Days of Night in New York

Norwegian photographer Morten Andersen participates in the Cohen Amador Gallery's summer group exhibition “Original Books” in New York, showing through September 6, 2008.

In addition to Andersen, the exhibition features a selection of black and white photographs from Jens Liebchen, Keizo Kitajima, Gabriele Basilico, and John Gossage. Culled from unique photo-book projects, the styles and subject matter of each series varies dramatically; however by using the format of the photo-book as an art tool each photographer has come to fully articulate their ideas visually.

Challenging Conventions in the City
In Morten Andersen's "Days of Night," he assembles a furtive, noirish series, which constructs a tense and emotionally heightened, fictional cityscape. Through photos of every day life in Japan and New York, Andersen utilizes photographic conventions to create a universal sense of drama and tension.

Engaging in photography’s visual history, Jens Liebchen explicitly demonstrates the manipulative characteristic of photography in his book DL 07 Stereotypes of War. Images from Tirana, Albania during a time of peace show helicopters, men with guns, abandoned buildings and smoke-filled skylines. Posing as conventional war photos, Liebchen’s images challenge traditional clichés and visual signifiers.

Approaching the Individual
The stunning street photography in “A.D. 1991” by Japanese photographer Keizo Kitajima compliments the conceptual projects of Morten and Liebchen by focusing on the individual in urban society at the end of the 1980s. Kitajima’s unyielding, individualized documentation contrasts with Italian photographer Gabriele Basilico’s broader and more purely documentary look at coastal towns and landscapes of northern France.

Like Basilico, the photographs from Gossage’s book, “There and Gone,” often focus on the sea.
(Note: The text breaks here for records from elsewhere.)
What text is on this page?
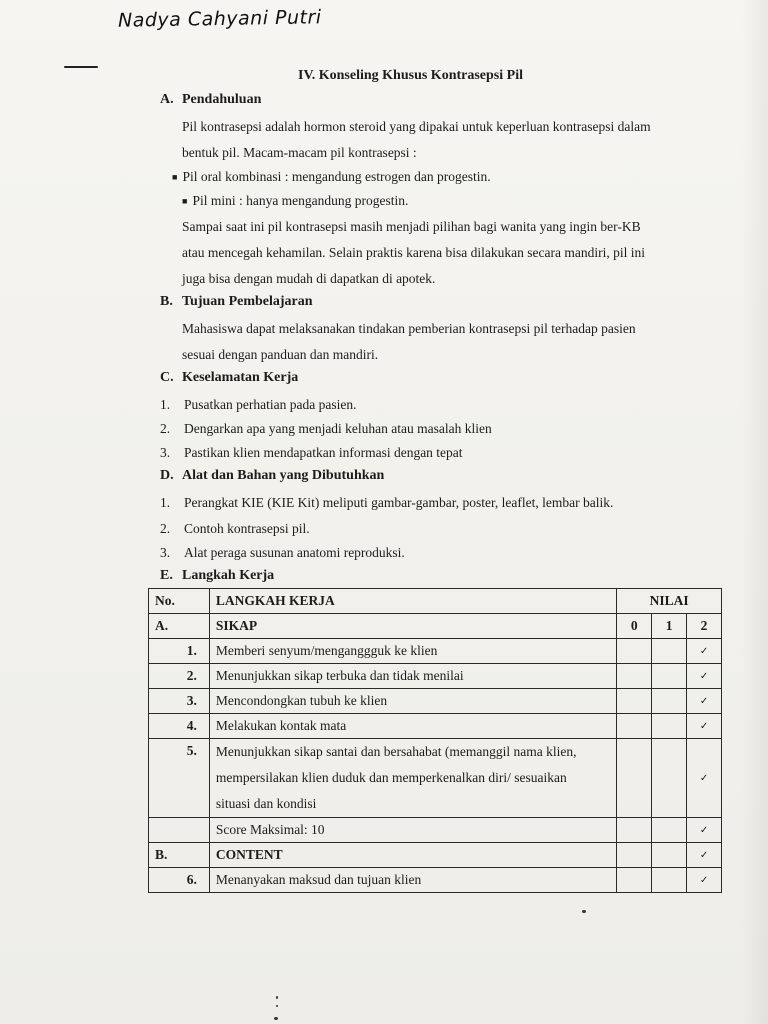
Nadya Cahyani Putri
IV. Konseling Khusus Kontrasepsi Pil
A. Pendahuluan
Pil kontrasepsi adalah hormon steroid yang dipakai untuk keperluan kontrasepsi dalam
bentuk pil. Macam-macam pil kontrasepsi :
■ Pil oral kombinasi : mengandung estrogen dan progestin.
■ Pil mini : hanya mengandung progestin.
Sampai saat ini pil kontrasepsi masih menjadi pilihan bagi wanita yang ingin ber-KB
atau mencegah kehamilan. Selain praktis karena bisa dilakukan secara mandiri, pil ini
juga bisa dengan mudah di dapatkan di apotek.
B. Tujuan Pembelajaran
Mahasiswa dapat melaksanakan tindakan pemberian kontrasepsi pil terhadap pasien
sesuai dengan panduan dan mandiri.
C. Keselamatan Kerja
1. Pusatkan perhatian pada pasien.
2. Dengarkan apa yang menjadi keluhan atau masalah klien
3. Pastikan klien mendapatkan informasi dengan tepat
D. Alat dan Bahan yang Dibutuhkan
1. Perangkat KIE (KIE Kit) meliputi gambar-gambar, poster, leaflet, lembar balik.
2. Contoh kontrasepsi pil.
3. Alat peraga susunan anatomi reproduksi.
E. Langkah Kerja
No.	LANGKAH KERJA	NILAI		
A.	SIKAP	0	1	2
1.	Memberi senyum/menganggguk ke klien			✓
2.	Menunjukkan sikap terbuka dan tidak menilai			✓
3.	Mencondongkan tubuh ke klien			✓
4.	Melakukan kontak mata			✓
5.	Menunjukkan sikap santai dan bersahabat (memanggil nama klien,
mempersilakan klien duduk dan memperkenalkan diri/ sesuaikan
situasi dan kondisi			✓
	Score Maksimal: 10			✓
B.	CONTENT			✓
6.	Menanyakan maksud dan tujuan klien			✓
Gossage complicates the photograph’s legibility by adding words and intentional marks onto the photo matte thereby creating unique artworks and altering photography—lauded for its reproducibility—into an object of strengthened individuality with a unique identity of its own.

When: July 16 to September 6, Monday through Friday 11am to 6pm
Where: The Cohen Amador Gallery, Fuller Building, 41 East 57th Street, 6th floor.